A crônica da semana não sai. Lembro-me de Machado diante da folha em branco que lhe pedia inspiração: “frouxa e manca, a pena não acode ao gesto seu”. Se era difícil para um deus, que dirá para uma aprendiz? Distraem-me todas as notícias da tevê e os sons da vizinhança. O cursor pulsa na tela e há um silêncio em mim. Não posso escrever se não quero falar. Estou numa espécie de ressaca de Natal.
O álbum de fotos ainda sobre a mesa. Abrimos o passado, após o almoço de Natal, apresentando a quem chega na família os personagens que se foram. Gente amada de quem se contam histórias, e, principalmente nessas datas festivas, se recordam receitas, brincadeiras, frases espirituosas. Havia fotos dos pais, da avó, dos tios que partiram; do irmão que se afastou; dos primos mais distantes. Havia esperança num futuro que chegou diferente. O casal se separou, o amor se tornou amizade, aquele mudou de carreira, o outro adoeceu, uma partiu muito jovem. Muitas relações sólidas e amorosas, décadas depois, se mostraram perenes, apesar da impermanência humana sobre o solo da vida.
A saudade entrou pela porta. O almoço de Natal já foi rodeado de muitas presenças. Os menores se espalhavam nos degraus das escadas para terem onde apoiar os pratos, sem lugares à mesa. A casa era barulhenta. Hoje, conversa-se em tom normal e todos cabem numa mesa só.
“Ao relembrar os dias de pequeno, quis transportar ao verso doce e ameno as sensações da sua idade antiga”.
Seria sobre isso a crônica, se eu a conseguisse escrever. Como Machado, também me aflige a dificuldade de descrever tal sensação. Eu costumava pensar que os Natais da infância eram os melhores, cercada das pessoas que eram minha referência de mundo porque estavam na minha vida desde sempre. Até eu ser mãe e imaginar que os melhores Natais seriam dali para frente, aqueles em que eu testemunharia a alegria do meu filho.
Mas a vida não é só encantamento.
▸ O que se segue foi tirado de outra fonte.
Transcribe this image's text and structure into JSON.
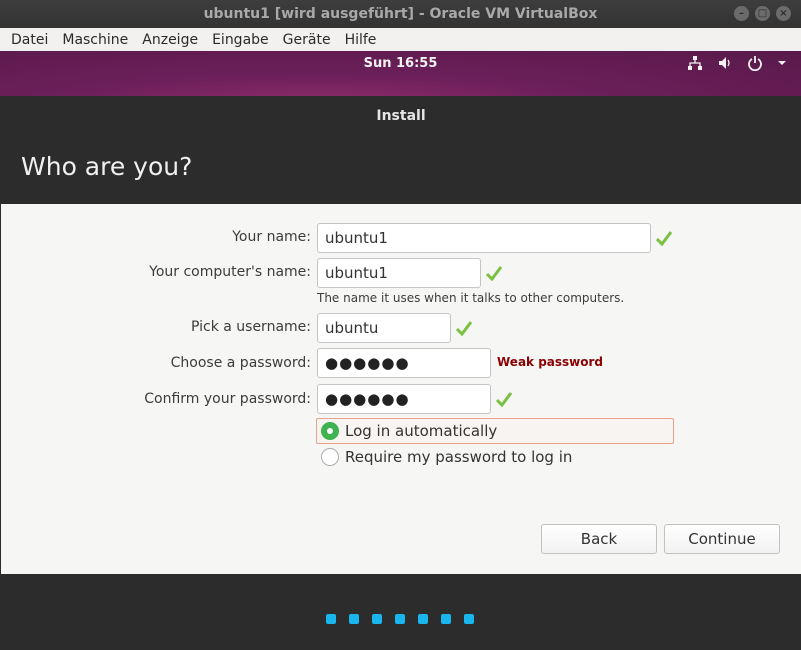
{
  "host": {
    "title": "ubuntu1 [wird ausgeführt] - Oracle VM VirtualBox",
    "window_buttons": [
      "minimize-icon",
      "maximize-icon",
      "close-icon"
    ],
    "menu": [
      "Datei",
      "Maschine",
      "Anzeige",
      "Eingabe",
      "Geräte",
      "Hilfe"
    ]
  },
  "panel": {
    "clock": "Sun 16:55",
    "tray_icons": [
      "network-icon",
      "volume-icon",
      "power-icon",
      "chevron-down-icon"
    ]
  },
  "installer": {
    "window_title": "Install",
    "heading": "Who are you?",
    "form": {
      "name_label": "Your name:",
      "name_value": "ubuntu1",
      "computer_label": "Your computer's name:",
      "computer_value": "ubuntu1",
      "computer_hint": "The name it uses when it talks to other computers.",
      "username_label": "Pick a username:",
      "username_value": "ubuntu",
      "password_label": "Choose a password:",
      "password_value": "●●●●●●",
      "password_strength": "Weak password",
      "confirm_label": "Confirm your password:",
      "confirm_value": "●●●●●●"
    },
    "login_options": {
      "auto": "Log in automatically",
      "require": "Require my password to log in",
      "selected": "auto"
    },
    "buttons": {
      "back": "Back",
      "continue": "Continue"
    },
    "progress": {
      "steps_total": 7,
      "color": "#19b6ee"
    }
  },
  "colors": {
    "panel_purple": "#6c1f5a",
    "check_green": "#7ac142",
    "radio_green": "#3eb34f",
    "weak_red": "#8b0000"
  }
}
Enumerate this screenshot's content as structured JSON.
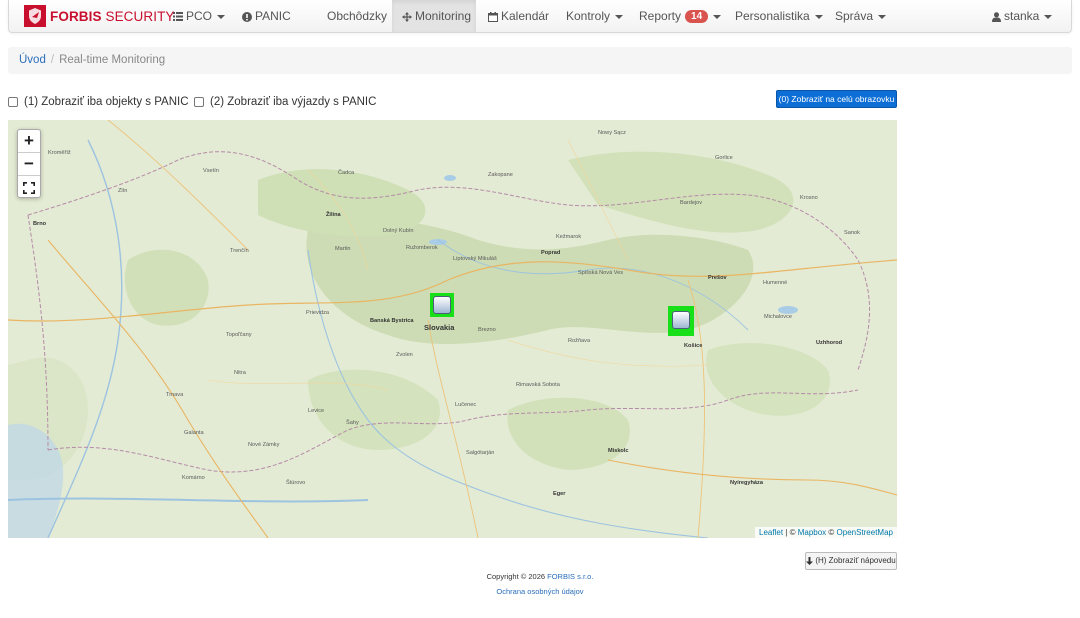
{
  "app": {
    "brand_bold": "FORBIS",
    "brand_light": " SECURITY",
    "accent": "#c8102e"
  },
  "navbar": {
    "pco": "PCO",
    "panic": "PANIC",
    "obchodzky": "Obchôdzky",
    "monitoring": "Monitoring",
    "kalendar": "Kalendár",
    "kontroly": "Kontroly",
    "reporty": "Reporty",
    "reporty_badge": "14",
    "personalistika": "Personalistika",
    "sprava": "Správa",
    "user": "stanka"
  },
  "breadcrumb": {
    "home": "Úvod",
    "current": "Real-time Monitoring"
  },
  "filters": {
    "panic_objects": "(1) Zobraziť iba objekty s PANIC",
    "panic_trips": "(2) Zobraziť iba výjazdy s PANIC",
    "fullscreen": "(0) Zobraziť na celú obrazovku"
  },
  "map": {
    "zoom_in": "+",
    "zoom_out": "−",
    "attribution_leaflet": "Leaflet",
    "attribution_sep": " | © ",
    "attribution_mapbox": "Mapbox",
    "attribution_osm": "OpenStreetMap",
    "labels": {
      "slovakia": "Slovakia",
      "banska_bystrica": "Banská Bystrica",
      "brno": "Brno",
      "zilina": "Žilina",
      "poprad": "Poprad",
      "kosice": "Košice",
      "presov": "Prešov",
      "miskolc": "Miskolc",
      "nyiregyhaza": "Nyíregyháza",
      "uzhhorod": "Uzhhorod",
      "eger": "Eger",
      "trnava": "Trnava",
      "nitra": "Nitra",
      "trencin": "Trenčín",
      "zakopane": "Zakopane",
      "nowy_sacz": "Nowy Sącz",
      "lucenec": "Lučenec",
      "rimavska_sobota": "Rimavská Sobota",
      "martin": "Martin",
      "ruzomberok": "Ružomberok",
      "liptovsky_mikulas": "Liptovský Mikuláš",
      "spisska_nova_ves": "Spišská Nová Ves",
      "michalovce": "Michalovce",
      "humenne": "Humenné",
      "bardejov": "Bardejov",
      "kezmarok": "Kežmarok",
      "prievidza": "Prievidza",
      "zvolen": "Zvolen",
      "rozsnava": "Rožňava",
      "salgotarjan": "Salgótarján",
      "komarno": "Komárno",
      "levice": "Levice",
      "kromeriz": "Kroměříž",
      "zlin": "Zlín",
      "vsetin": "Vsetín",
      "cadca": "Čadca",
      "nove_zamky": "Nové Zámky",
      "topolcany": "Topoľčany",
      "dolny_kubin": "Dolný Kubín",
      "brezno": "Brezno",
      "krosno": "Krosno",
      "sanok": "Sanok",
      "gorlice": "Gorlice",
      "sahy": "Šahy",
      "sturovo": "Štúrovo",
      "galanta": "Galanta"
    }
  },
  "help": {
    "button": "(H) Zobraziť nápovedu"
  },
  "footer": {
    "copyright_prefix": "Copyright © 2026 ",
    "company": "FORBIS s.r.o.",
    "privacy": "Ochrana osobných údajov"
  }
}
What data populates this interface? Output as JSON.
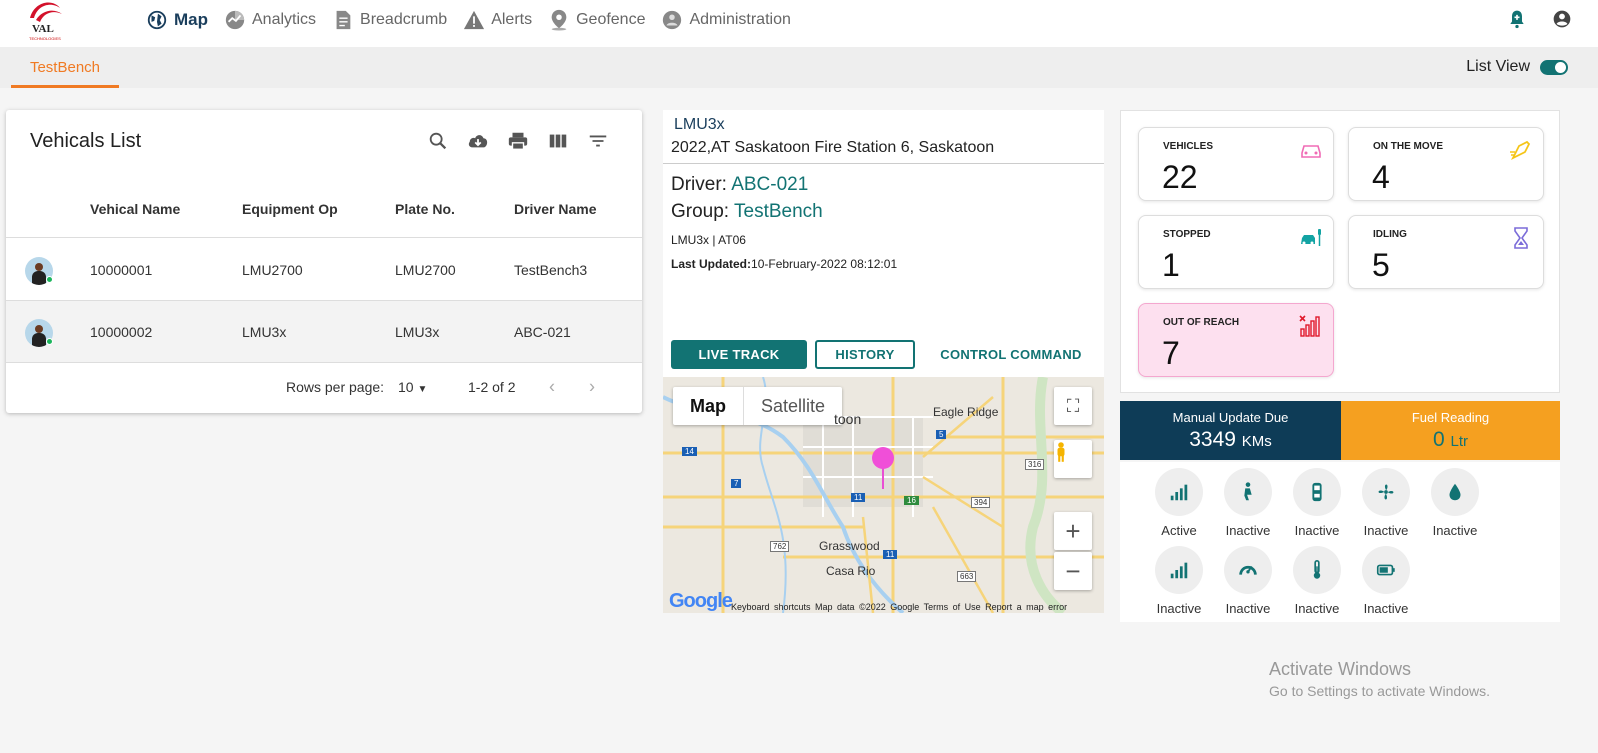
{
  "brand": {
    "logo_text": "VAL",
    "logo_subtext": "TECHNOLOGIES"
  },
  "nav": [
    {
      "label": "Map",
      "icon": "globe-icon",
      "active": true
    },
    {
      "label": "Analytics",
      "icon": "analytics-icon"
    },
    {
      "label": "Breadcrumb",
      "icon": "document-icon"
    },
    {
      "label": "Alerts",
      "icon": "warning-icon"
    },
    {
      "label": "Geofence",
      "icon": "location-pin-icon"
    },
    {
      "label": "Administration",
      "icon": "admin-icon"
    }
  ],
  "tabs": {
    "active": "TestBench"
  },
  "list_view": {
    "label": "List View",
    "enabled": true
  },
  "vehicle_list": {
    "title": "Vehicals List",
    "columns": [
      "Vehical Name",
      "Equipment Op",
      "Plate No.",
      "Driver Name"
    ],
    "rows": [
      {
        "name": "10000001",
        "equipment": "LMU2700",
        "plate": "LMU2700",
        "driver": "TestBench3"
      },
      {
        "name": "10000002",
        "equipment": "LMU3x",
        "plate": "LMU3x",
        "driver": "ABC-021"
      }
    ],
    "pager": {
      "rows_label": "Rows per page:",
      "rows_value": "10",
      "range": "1-2 of 2"
    }
  },
  "detail": {
    "device": "LMU3x",
    "address": "2022,AT Saskatoon Fire Station 6, Saskatoon",
    "driver_label": "Driver:",
    "driver_value": "ABC-021",
    "group_label": "Group:",
    "group_value": "TestBench",
    "device_info": "LMU3x | AT06",
    "updated_label": "Last Updated:",
    "updated_value": "10-February-2022 08:12:01",
    "buttons": {
      "live": "LIVE TRACK",
      "history": "HISTORY",
      "control": "CONTROL COMMAND"
    }
  },
  "map": {
    "tab_map": "Map",
    "tab_sat": "Satellite",
    "labels": {
      "city": "toon",
      "eagle": "Eagle Ridge",
      "grass": "Grasswood",
      "casa": "Casa Rio"
    },
    "shields": {
      "s5": "5",
      "s14": "14",
      "s7": "7",
      "s11a": "11",
      "s11b": "11",
      "s316": "316",
      "s394": "394",
      "s762": "762",
      "s663": "663",
      "s16": "16"
    },
    "google": "Google",
    "footer": "Keyboard shortcuts   Map data ©2022 Google   Terms of Use   Report a map error"
  },
  "stats": [
    {
      "label": "VEHICLES",
      "value": "22",
      "icon": "car-icon",
      "color": "#f06bb5"
    },
    {
      "label": "ON THE MOVE",
      "value": "4",
      "icon": "moving-car-icon",
      "color": "#f5c518"
    },
    {
      "label": "STOPPED",
      "value": "1",
      "icon": "parked-car-icon",
      "color": "#13a3a3"
    },
    {
      "label": "IDLING",
      "value": "5",
      "icon": "hourglass-icon",
      "color": "#7b6cd9"
    },
    {
      "label": "OUT OF REACH",
      "value": "7",
      "icon": "no-signal-icon",
      "color": "#e0192c"
    }
  ],
  "manual": {
    "label": "Manual Update Due",
    "value": "3349",
    "unit": "KMs"
  },
  "fuel": {
    "label": "Fuel Reading",
    "value": "0",
    "unit": "Ltr"
  },
  "sensors": [
    {
      "label": "Active",
      "icon": "signal-icon"
    },
    {
      "label": "Inactive",
      "icon": "seat-icon"
    },
    {
      "label": "Inactive",
      "icon": "door-icon"
    },
    {
      "label": "Inactive",
      "icon": "fan-icon"
    },
    {
      "label": "Inactive",
      "icon": "fuel-drop-icon"
    },
    {
      "label": "Inactive",
      "icon": "signal-icon"
    },
    {
      "label": "Inactive",
      "icon": "speedometer-icon"
    },
    {
      "label": "Inactive",
      "icon": "thermometer-icon"
    },
    {
      "label": "Inactive",
      "icon": "battery-icon"
    }
  ],
  "watermark": {
    "title": "Activate Windows",
    "sub": "Go to Settings to activate Windows."
  }
}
Conforme os anos avançam e a ilusão da infância se afasta, sob o véu do Natal revelam-se, também, tristezas. Famílias desunidas ou com dificuldades financeiras. Gente em situação de miséria, nas ruas. Data que enfatiza ausências ou lutos. Solidão. Mesmo em lares afortunados, sendo a vida fluxo, momentos de alegria e tristeza se revezam, oportunidades surgem ou se recolhem. Nem todos os Natais serão iguais.
Ruminando lembranças, vivendo novas histórias ao lado de pessoas amadas, sonhando futuros, misturo sentimentos e pensamentos. Há saudade e alegrias. Nada é como imaginamos que seria. Tenho a resposta para o poeta: o Natal mudou, como eu também.
Olho o presépio sobre o móvel. O símbolo mais representativo dessa época aponta para o futuro. O menino que chega é um elemento novo, a revolução iminente. Não é preciso ser cristão para acolher a simbologia desses dias. Celebramos a mudança. Afastemos a melancolia e olhemos para frente. O Natal é sobre o que virá. É seguir para onde apontam as estrelas, depositando esperança aos pés da inovação. É um eterno renascer criança e saber-se semente de um futuro melhor.